Everything I have to say to help you with this project is written below. I am not prepared to help you implement it; or give you any additional materials. I have too many other projects of my own.

Though I am a programmer by profession, I don’t do people’s homework for them. That just robs them of an education.

You have my full permission to implement this project in any way you please and to keep all the profits from your endeavour.

Please do not email me about this project without reading the disclaimer above.

The intent of this project is to compare how space-efficient, compact various file formats are. I think you will discover XML (extensible Markup Language) is absurdly fluffy compared with the alternatives. This is a project suitable for a rank beginner.

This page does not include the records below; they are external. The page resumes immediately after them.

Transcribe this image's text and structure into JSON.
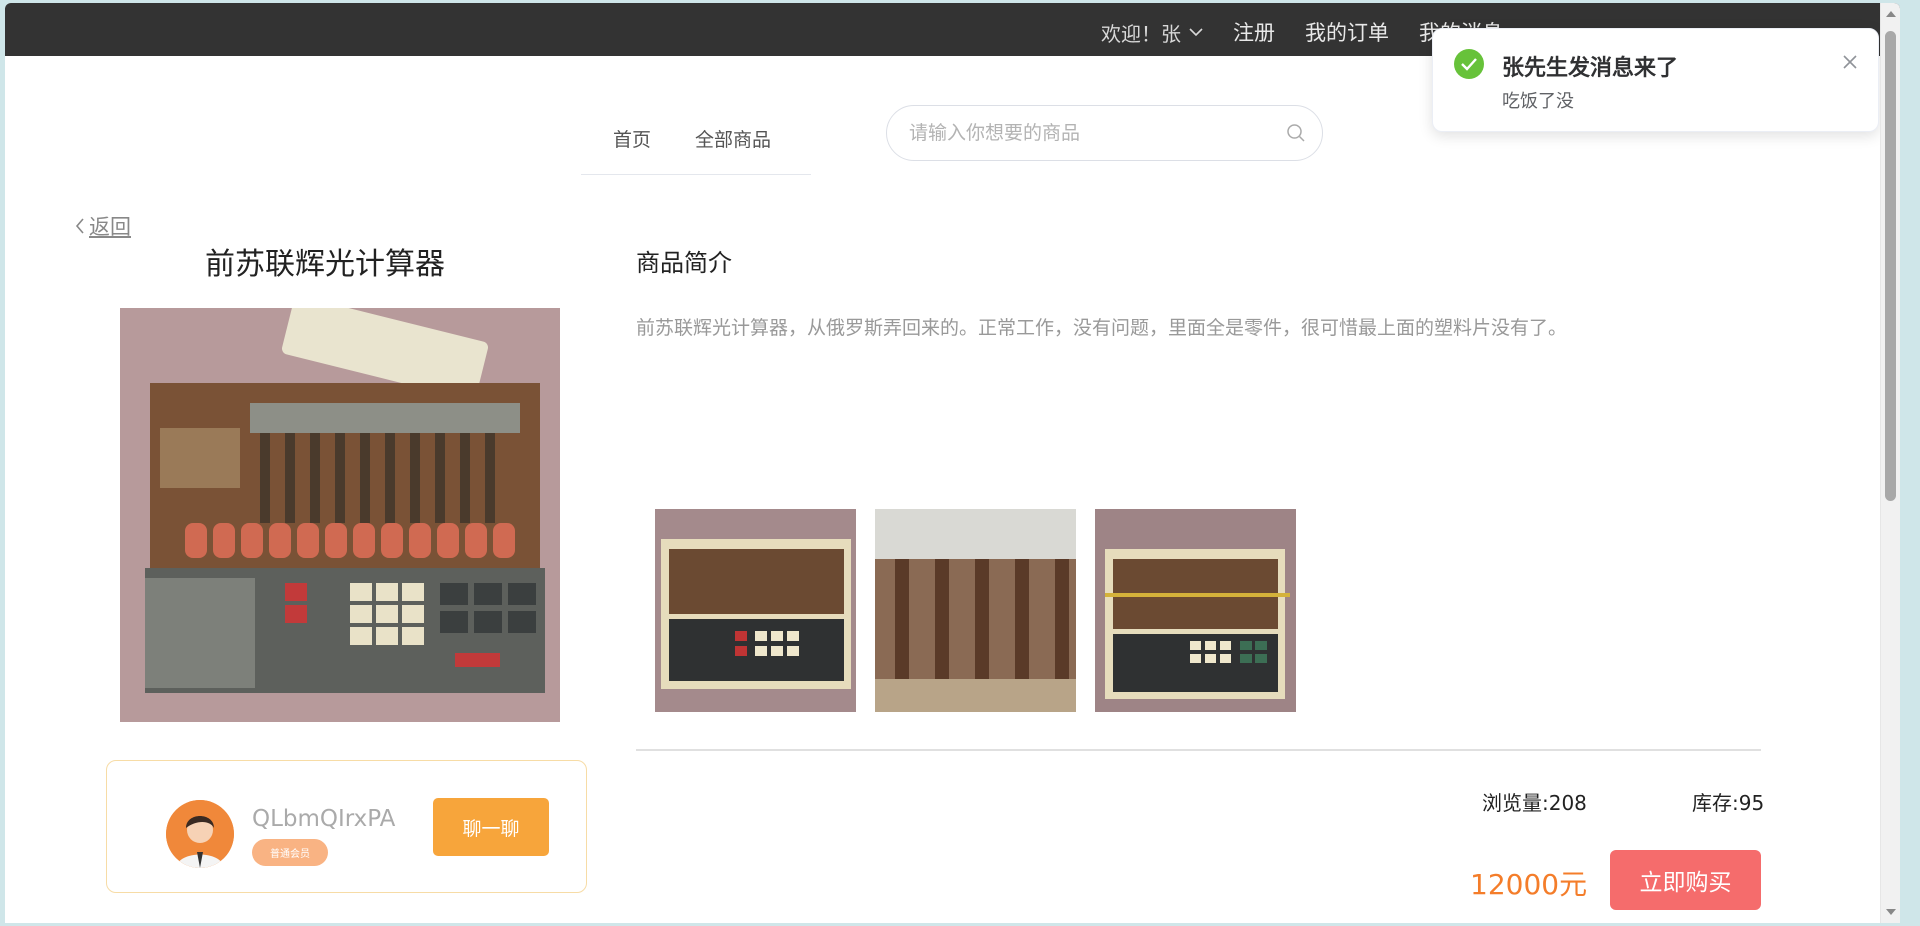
{
  "topbar": {
    "welcome": "欢迎！张",
    "register": "注册",
    "my_orders": "我的订单",
    "my_messages": "我的消息"
  },
  "menu": {
    "home": "首页",
    "all_products": "全部商品"
  },
  "search": {
    "placeholder": "请输入你想要的商品"
  },
  "back_label": "返回",
  "product": {
    "title": "前苏联辉光计算器",
    "section_title": "商品简介",
    "description": "前苏联辉光计算器，从俄罗斯弄回来的。正常工作，没有问题，里面全是零件，很可惜最上面的塑料片没有了。",
    "views": "浏览量:208",
    "stock": "库存:95",
    "price": "12000元",
    "buy_label": "立即购买"
  },
  "seller": {
    "name": "QLbmQIrxPA",
    "badge": "普通会员",
    "chat_label": "聊一聊"
  },
  "notification": {
    "title": "张先生发消息来了",
    "message": "吃饭了没"
  },
  "colors": {
    "topbar": "#333333",
    "price": "#f47d2a",
    "buy_button": "#f56c6c",
    "chat_button": "#f7a53b",
    "success": "#67c23a"
  },
  "icons": [
    "chevron-down-icon",
    "search-icon",
    "chevron-left-icon",
    "check-icon",
    "close-icon"
  ]
}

To implement it, you create an array of sample Objects in RAM (Random Access Memory). The sample class would have a variety of data types, e.g. some ints, some longs, some Dates, some Strings.

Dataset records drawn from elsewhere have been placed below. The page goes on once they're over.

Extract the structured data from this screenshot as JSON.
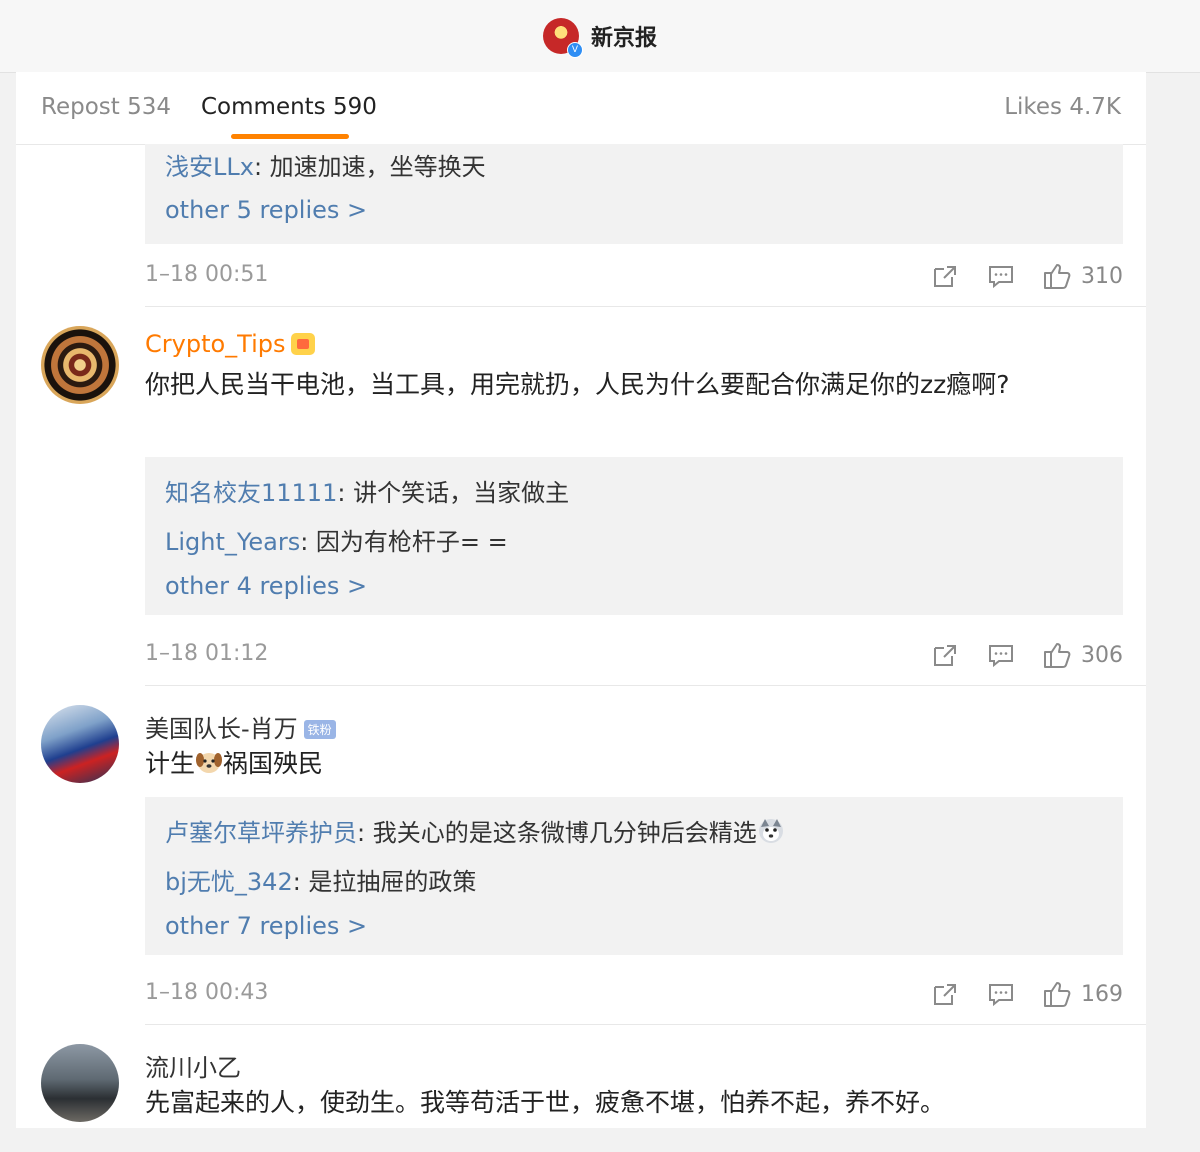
{
  "header": {
    "account_name": "新京报",
    "verified_mark": "V"
  },
  "tabs": {
    "repost": "Repost 534",
    "comments": "Comments 590",
    "likes": "Likes 4.7K"
  },
  "comments": [
    {
      "replies": [
        {
          "user": "浅安LLx",
          "text": ": 加速加速，坐等换天"
        }
      ],
      "more": "other 5 replies >",
      "time": "1–18 00:51",
      "likes": "310"
    },
    {
      "user": "Crypto_Tips",
      "text": "你把人民当干电池，当工具，用完就扔，人民为什么要配合你满足你的zz瘾啊?",
      "replies": [
        {
          "user": "知名校友11111",
          "text": ": 讲个笑话，当家做主"
        },
        {
          "user": "Light_Years",
          "text": ": 因为有枪杆子= ="
        }
      ],
      "more": "other 4 replies >",
      "time": "1–18 01:12",
      "likes": "306"
    },
    {
      "user": "美国队长-肖万",
      "badge": "铁粉",
      "text_before": "计生",
      "text_after": "祸国殃民",
      "replies": [
        {
          "user": "卢塞尔草坪养护员",
          "text": ": 我关心的是这条微博几分钟后会精选"
        },
        {
          "user": "bj无忧_342",
          "text": ": 是拉抽屉的政策"
        }
      ],
      "more": "other 7 replies >",
      "time": "1–18 00:43",
      "likes": "169"
    },
    {
      "user": "流川小乙",
      "text": "先富起来的人，使劲生。我等苟活于世，疲惫不堪，怕养不起，养不好。"
    }
  ],
  "colors": {
    "accent": "#ff8200",
    "link": "#507daf",
    "vip_name": "#ff7a00"
  },
  "icons": [
    "share-icon",
    "comment-icon",
    "thumbs-up-icon",
    "crown-badge-icon",
    "dog-emoji",
    "husky-emoji"
  ]
}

You then write this data out in various formats: ObjectOutputStream, DataOutputStream, FileWriter, CSV (Comma-Separated Value), XML, ASN.1 (Abstract Syntax Notation 1) etc.

Then you measure the size of each of the output files and report on just how fluffy each format is.

You don’t need to write much code. The FileIO Amanuensis will generate code for ObjectOutputStream, DataOutputStream and FileWriter. For CSV, see CSVWriter. For XML, see XML built-in classes. For ASN.1 see ASN.1.

For a simpler project, leave out XML and ASN.1. For a more difficult project, add extra formats, e.g. SQL (Standard Query Language) databases from various vendors.

People can plop in their own datastructures into your framework to see the difference in their own projects. Leave instructions in the code and structure the code, to make this easy.